In het gehuurde vakantiehuisje lagen drie boeken. Dat is geen slechte score als je het afzet tegen de doorsnee hotelkamer, die het moet doen met slechts één bijbel of The teaching of buddha. In het laatste boek kun je onder de klamboe lezen:
‘We are shaped by our thoughts; we become what we think. When the mind is pure, joy follows like a shadow that never leaves.’

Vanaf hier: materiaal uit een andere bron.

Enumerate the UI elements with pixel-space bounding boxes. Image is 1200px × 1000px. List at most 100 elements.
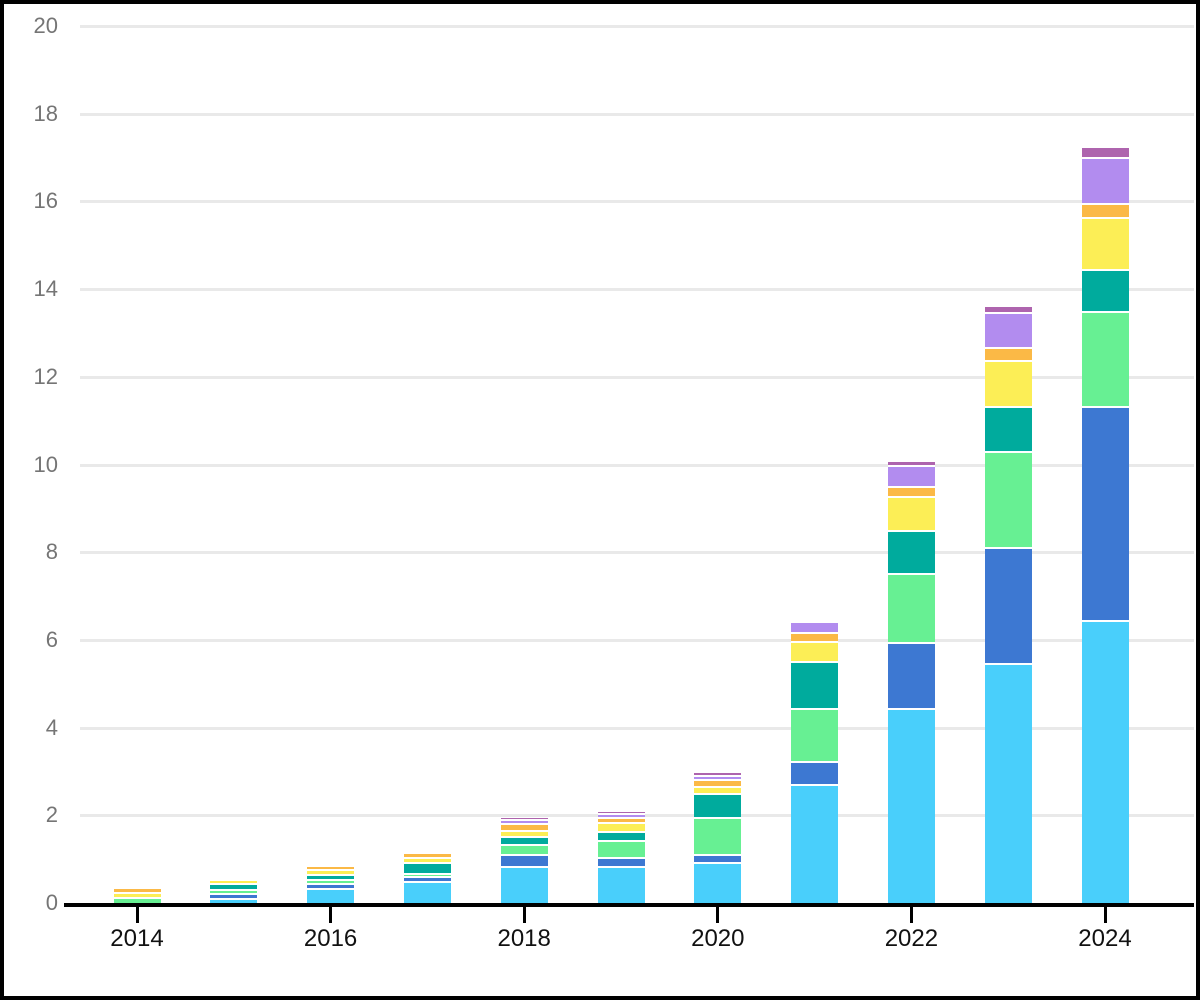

In het huisje aan zee viel het niet mee om de geest puur te houden. Dat had niet alleen met die drie boeken (een oudje van Tomas Ross en de banden I en II van de Stonewyck Saga – deel 4) te maken. Naast de huisbibliotheek beschikte de vakantiewoning ook nog over een leestafel. Daarop lag een oud exemplaar van de ter ziele gegane herenglossy Gullit. ‘Beckham, Billen, Zeikwijven’ stond er in dikke letters op de voorkant. En ‘Anale seks: niet zeuren, zin maken’. Een bijbel was nergens te vinden. De zee beukte op het strand, de ramen bezweken onder de stormachtige wind.

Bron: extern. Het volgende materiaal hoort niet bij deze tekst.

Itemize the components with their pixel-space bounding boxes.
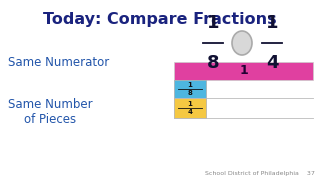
Text: 1: 1: [266, 14, 278, 32]
Text: School District of Philadelphia    37: School District of Philadelphia 37: [205, 171, 315, 176]
Text: Today: Compare Fractions: Today: Compare Fractions: [43, 12, 277, 27]
Text: 8: 8: [188, 90, 192, 96]
Text: 4: 4: [188, 109, 193, 115]
Text: 1: 1: [207, 14, 219, 32]
Text: Same Number
of Pieces: Same Number of Pieces: [8, 98, 92, 126]
Text: 1: 1: [188, 82, 192, 88]
Text: 4: 4: [266, 54, 278, 72]
Text: 1: 1: [239, 64, 248, 78]
Text: 1: 1: [188, 101, 192, 107]
Text: 8: 8: [207, 54, 219, 72]
Bar: [174, 80, 206, 98]
Text: Same Numerator: Same Numerator: [8, 55, 109, 69]
Bar: [174, 98, 206, 118]
Ellipse shape: [232, 31, 252, 55]
Bar: [174, 62, 313, 80]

 ‘Golven, den dood voor oogen,
 stellen, juublend terneer,
 die vale zee te logen
 waaruit, in de oogopslag
 van den mensch, keer op keer,
 langontvolkter eilanden
 branding nog dof gewag
 maakt van jammer en schanden’

dichtte Roland Holst 25 hemelsbrede kilometers verderop. De thermometer bleef om twee uur ’s middags hangen op 7 graden. Ik had mijn sjaal en muts thuisgelaten, maar op zo’n moment is het erger dat je die ene Hamsun die je al jaren voor een bijzondere gelegenheid tot herlezing bewaart niet hebt meegenomen. In plaats daarvan wierp ik een moedeloze blik op een brok non-fictie die het prima zou hebben gedaan onder een parasol met een blikje lauw bier erbij. Dat werd niks. En van de Stonewyck Saga moet je het in zo’n geval ook niet hebben:

 ‘Hij had Lady Margaret zojuist nog heel uitdagend verteld hoeveel geluk hij wel niet had.’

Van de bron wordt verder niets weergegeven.